OPT status, incidentally, is granted by SEVP-listed universities, not directly by the government.

In 2013-2014, the IIE survey of colleges and universities showed that they had authorized 105,997 OPT grants; this number increased to 120,287 the following year. This is, by definition, an under-count as IIE does not secure OPT information on some of the more marginal educational institutions (though they are licensed by DHS).

The president is seeking to extend the length of OPT status for alien grads with science, technology, engineering, and math (STEM) degrees from the current 29 months to 36 months.6

There are scores of visa categories and subcategories, some much more conducive to fraud than others. We have shown here how many problems exist within just one of them.


End Notes

1 Number is for students in the 2014-2015 academic year. The source is the Institute for International Education’s annual “Open Doors” report.

2 See David North, “Migration Enforcement Agency Discourages Funds for its Own Work”, Center for Immigration Studies Backgrounder, January 2013.

3 See Karen de Sá, “Jerry Wang, CEO of Herguan University, sentenced to prison”, San Jose Mercury-News, September 16, 2015.

4 See Chidanand Rajghatta, “‘University of Manavallu’ in Silicon Valley: A Dodgy Chinese-Telegu Alliance”, Times of India, December 23, 2015. Manavallu is — I think — a satirical reference to a region of southern India, where Telegu is the local language. According to the article, Telugu is the lingua franca of the campus of Northwestern Polytechnic University in Fremont, Calif. The Indian press has paid much, much more attention to these developments than the U.S. press has.

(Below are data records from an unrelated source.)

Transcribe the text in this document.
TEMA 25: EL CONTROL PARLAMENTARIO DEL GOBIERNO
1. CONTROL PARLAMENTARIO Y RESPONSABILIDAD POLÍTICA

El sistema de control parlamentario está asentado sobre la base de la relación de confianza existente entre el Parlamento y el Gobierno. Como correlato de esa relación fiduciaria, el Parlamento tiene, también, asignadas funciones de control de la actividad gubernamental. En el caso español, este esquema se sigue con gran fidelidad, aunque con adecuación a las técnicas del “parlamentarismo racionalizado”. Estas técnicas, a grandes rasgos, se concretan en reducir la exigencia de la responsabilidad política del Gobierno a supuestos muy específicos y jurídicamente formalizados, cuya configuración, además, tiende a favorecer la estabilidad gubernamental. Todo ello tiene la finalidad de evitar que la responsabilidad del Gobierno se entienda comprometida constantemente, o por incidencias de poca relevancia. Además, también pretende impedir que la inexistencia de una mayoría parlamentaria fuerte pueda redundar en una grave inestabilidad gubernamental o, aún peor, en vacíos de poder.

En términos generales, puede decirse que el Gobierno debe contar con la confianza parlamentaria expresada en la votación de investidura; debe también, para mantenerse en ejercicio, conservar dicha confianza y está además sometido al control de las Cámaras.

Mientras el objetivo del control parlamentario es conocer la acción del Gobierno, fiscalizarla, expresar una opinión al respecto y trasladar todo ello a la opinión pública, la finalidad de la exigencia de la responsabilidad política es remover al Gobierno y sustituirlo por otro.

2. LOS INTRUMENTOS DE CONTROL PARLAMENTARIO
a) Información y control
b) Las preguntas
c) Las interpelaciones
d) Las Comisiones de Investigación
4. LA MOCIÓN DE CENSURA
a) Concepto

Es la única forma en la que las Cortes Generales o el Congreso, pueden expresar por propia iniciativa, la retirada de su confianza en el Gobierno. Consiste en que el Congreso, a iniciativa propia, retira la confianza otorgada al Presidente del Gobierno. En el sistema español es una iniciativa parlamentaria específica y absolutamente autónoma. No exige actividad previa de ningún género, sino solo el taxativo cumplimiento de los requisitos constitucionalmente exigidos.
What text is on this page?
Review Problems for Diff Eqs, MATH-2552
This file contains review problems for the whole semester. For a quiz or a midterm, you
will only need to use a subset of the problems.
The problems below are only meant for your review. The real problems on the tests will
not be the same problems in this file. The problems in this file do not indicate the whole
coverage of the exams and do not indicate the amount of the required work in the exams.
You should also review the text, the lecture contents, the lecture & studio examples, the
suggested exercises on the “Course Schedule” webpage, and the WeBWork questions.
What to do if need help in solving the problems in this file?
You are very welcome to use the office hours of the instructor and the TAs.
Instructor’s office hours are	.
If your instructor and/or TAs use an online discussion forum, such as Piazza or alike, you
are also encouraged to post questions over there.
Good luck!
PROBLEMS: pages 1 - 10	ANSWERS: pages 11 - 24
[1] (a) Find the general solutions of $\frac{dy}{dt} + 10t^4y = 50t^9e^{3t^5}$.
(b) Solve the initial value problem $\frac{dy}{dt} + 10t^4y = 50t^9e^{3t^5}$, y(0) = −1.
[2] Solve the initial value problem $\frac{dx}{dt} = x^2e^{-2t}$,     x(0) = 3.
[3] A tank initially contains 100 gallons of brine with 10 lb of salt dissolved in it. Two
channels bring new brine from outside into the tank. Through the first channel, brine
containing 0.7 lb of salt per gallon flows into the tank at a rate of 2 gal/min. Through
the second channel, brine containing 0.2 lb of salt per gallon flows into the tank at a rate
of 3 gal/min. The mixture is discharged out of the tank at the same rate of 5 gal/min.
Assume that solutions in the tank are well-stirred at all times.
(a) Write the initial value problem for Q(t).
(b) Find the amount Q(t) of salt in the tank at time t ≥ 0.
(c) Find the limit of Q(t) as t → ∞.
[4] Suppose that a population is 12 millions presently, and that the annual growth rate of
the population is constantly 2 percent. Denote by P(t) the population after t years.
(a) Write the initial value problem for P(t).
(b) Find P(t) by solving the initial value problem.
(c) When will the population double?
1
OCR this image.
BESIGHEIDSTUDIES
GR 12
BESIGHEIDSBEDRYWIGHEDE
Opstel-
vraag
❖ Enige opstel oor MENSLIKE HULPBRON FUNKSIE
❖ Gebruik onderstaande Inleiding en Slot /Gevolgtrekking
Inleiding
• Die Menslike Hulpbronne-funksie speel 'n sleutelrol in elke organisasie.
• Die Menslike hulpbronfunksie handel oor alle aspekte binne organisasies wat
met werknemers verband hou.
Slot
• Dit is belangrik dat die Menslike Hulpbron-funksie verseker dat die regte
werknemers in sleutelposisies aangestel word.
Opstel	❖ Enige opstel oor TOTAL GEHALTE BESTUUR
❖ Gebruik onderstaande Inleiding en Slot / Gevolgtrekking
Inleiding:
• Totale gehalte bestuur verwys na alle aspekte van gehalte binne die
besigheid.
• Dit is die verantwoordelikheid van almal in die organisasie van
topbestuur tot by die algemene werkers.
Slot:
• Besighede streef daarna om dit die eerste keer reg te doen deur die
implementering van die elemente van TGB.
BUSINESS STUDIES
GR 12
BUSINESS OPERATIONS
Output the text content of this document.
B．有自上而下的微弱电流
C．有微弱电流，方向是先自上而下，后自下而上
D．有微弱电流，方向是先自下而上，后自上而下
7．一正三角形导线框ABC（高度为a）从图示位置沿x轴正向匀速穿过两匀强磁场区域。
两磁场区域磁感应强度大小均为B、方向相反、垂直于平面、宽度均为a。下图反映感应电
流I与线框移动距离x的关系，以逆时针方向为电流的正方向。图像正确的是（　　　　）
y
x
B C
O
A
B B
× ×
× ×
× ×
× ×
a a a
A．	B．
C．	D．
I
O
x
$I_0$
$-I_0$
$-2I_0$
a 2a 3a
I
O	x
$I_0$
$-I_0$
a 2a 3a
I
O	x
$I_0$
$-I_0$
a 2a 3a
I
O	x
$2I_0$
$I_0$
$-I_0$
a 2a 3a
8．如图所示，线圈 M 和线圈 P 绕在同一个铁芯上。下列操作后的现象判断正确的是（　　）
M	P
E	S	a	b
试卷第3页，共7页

5 This surplus is reported on NPU’s 2014 annual financial report (form 990) filed with the Internal Revenue Service. Forms 990 are public documents.

6 See David North, “Let’s Use a More Accurate Set of Initials for the OPT program: AAA”, Center for Immigration Studies blog, December 15, 2015. AAA stands for “Asian Alumni Association”, as all OPT workers are graduates and more than 80 percent of them are from Asia.